In doing so you you find the only way possible to make that same peace with the external world, too. It is not that you will never feel irritated, frustrated, angry, sad or fearful again, but that you will learn how to manage these difficult emotions when they do arise. In actively choosing your course of action you will transform the old habituated patterns of war and fighting into peace and friendship.
By doing so on the internal level you will naturally change your outer world as well. Yoga means to unify, to yoke, to bring together and one of the most omnipresent things that yoga brings together is the unity of the inner and outer worlds. For war is possible only when we believe we are separate from others and we focus on that separation. Like battle-tired soldiers we must learn to lay down our weapons and surrender to the true power of peace.
Navigating the inner world is not easy and sometimes when we truly realize the harm of being at war with one another we take a inner vow of ahimsa. This vow sometimes creates non-confrontational people who are actually unresolved on the inner plane. While the intention is good, the path to peace sometimes involves a bit of confrontation and inner searching.
The non-confrontational person who feels anger and avoids confronting it or other difficult emotions ends up in a kind of cold war with themselves and the people in their lives. This type of peace is not really peace, but instead is a kind of passive aggressive boiling pot that usually bursts at some point. Yoga practitioners cannot dig their heads in the sand like ostriches in the name of peace when conflict arises. Instead we must learn to negotiate a peaceful solution with presence, consideration, compassion and compromise.
Just like we learn to practice through an injury into healing we must approach difficult emotions and situation with the same consciousness and awareness if we are to experience true healing. While it could be said that holding the unhappiness in is at least better than lashing out at others, the danger in being so outwardly peaceful in the midst of inner turmoil is the falsity of peace.
Refer to the Yoga Sutras
The pretense of a desired state is not replacement for the actual experience of it. The substitute for the real goal does not produce a sense of accomplishment.
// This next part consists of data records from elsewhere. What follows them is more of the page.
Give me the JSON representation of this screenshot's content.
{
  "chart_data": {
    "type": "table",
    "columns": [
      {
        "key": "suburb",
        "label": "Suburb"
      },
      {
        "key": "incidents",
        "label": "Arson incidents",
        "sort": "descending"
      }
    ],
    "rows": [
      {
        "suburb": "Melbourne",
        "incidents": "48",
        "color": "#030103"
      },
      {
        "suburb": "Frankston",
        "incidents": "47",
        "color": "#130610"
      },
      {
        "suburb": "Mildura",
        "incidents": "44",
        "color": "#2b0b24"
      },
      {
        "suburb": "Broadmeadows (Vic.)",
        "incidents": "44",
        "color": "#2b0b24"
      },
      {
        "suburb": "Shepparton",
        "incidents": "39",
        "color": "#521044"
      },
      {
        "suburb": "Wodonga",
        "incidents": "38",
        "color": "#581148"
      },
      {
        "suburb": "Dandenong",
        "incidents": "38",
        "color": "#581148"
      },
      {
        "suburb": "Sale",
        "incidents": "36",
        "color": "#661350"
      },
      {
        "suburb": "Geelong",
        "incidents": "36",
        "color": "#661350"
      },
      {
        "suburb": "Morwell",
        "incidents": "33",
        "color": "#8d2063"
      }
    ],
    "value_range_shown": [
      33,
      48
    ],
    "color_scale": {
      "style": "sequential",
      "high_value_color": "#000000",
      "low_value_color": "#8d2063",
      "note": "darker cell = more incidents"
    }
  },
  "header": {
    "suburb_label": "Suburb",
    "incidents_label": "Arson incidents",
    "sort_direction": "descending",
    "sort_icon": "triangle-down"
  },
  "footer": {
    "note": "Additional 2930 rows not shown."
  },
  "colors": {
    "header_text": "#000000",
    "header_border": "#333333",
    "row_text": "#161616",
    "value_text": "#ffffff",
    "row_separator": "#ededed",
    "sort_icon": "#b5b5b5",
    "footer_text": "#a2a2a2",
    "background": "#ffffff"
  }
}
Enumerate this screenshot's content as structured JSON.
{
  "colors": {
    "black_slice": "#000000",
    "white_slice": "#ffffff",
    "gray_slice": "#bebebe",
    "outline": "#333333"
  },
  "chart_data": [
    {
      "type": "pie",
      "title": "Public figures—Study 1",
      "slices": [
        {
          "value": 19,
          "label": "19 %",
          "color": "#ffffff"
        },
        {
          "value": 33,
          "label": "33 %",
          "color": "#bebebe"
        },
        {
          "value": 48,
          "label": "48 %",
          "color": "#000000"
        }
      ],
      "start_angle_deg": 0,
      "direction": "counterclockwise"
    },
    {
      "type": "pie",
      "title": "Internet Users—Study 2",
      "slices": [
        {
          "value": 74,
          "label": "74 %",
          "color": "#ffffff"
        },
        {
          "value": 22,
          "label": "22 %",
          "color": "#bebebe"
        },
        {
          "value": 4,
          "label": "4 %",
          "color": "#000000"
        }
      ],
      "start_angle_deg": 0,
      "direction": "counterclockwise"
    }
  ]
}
The Yoga Sutras state that the deepest benefits of Ahimsa are not gained when we go about the world in a state of non-harming, but instead when a state of absolute non-violence lives within us to the degree that violence is no longer possible on any level in our very presence.
Friend and colleague Govinda Kai introduced the notion of ahimsa as being more than merely non-violent. He stated that ahimsa must mean the radical and spontaneously occurring opposite of violence. As such non-violence cannot be the true antithesis of violence. Perhaps peace is the true opposite of violence, but perhaps healing is as well. For only if we heal the root cause of the violent action can we truly experience peace and resolution. It is healing on all levels that allows our souls to rest in the peaceful acceptance of a situation.
Until that healing has transpired the risk of recidivism into a state of warfare will always be there. In a karmic sense healing could be understood as removing the root of a negative habit pattern. Unless the samskara is healed at the deepest level so that there is no trace of it remaining then there is always a chance that it will resurface and re-ignite the fire again.
Whenever you practice yoga and align your actions with the spiritual path you nurture these new seeds of change in your life. Peace is a moment to moment choice just like healing. It is a fragile balance that is easily lost in a hateful argument. Peace is an active choice made each time we maintain our balanced mind amidst difficult circumstances. The peace of ahimsa is not boring, just as the meditator's mind is not dull. Instead this peace, like love, is a dynamic balance where life happens.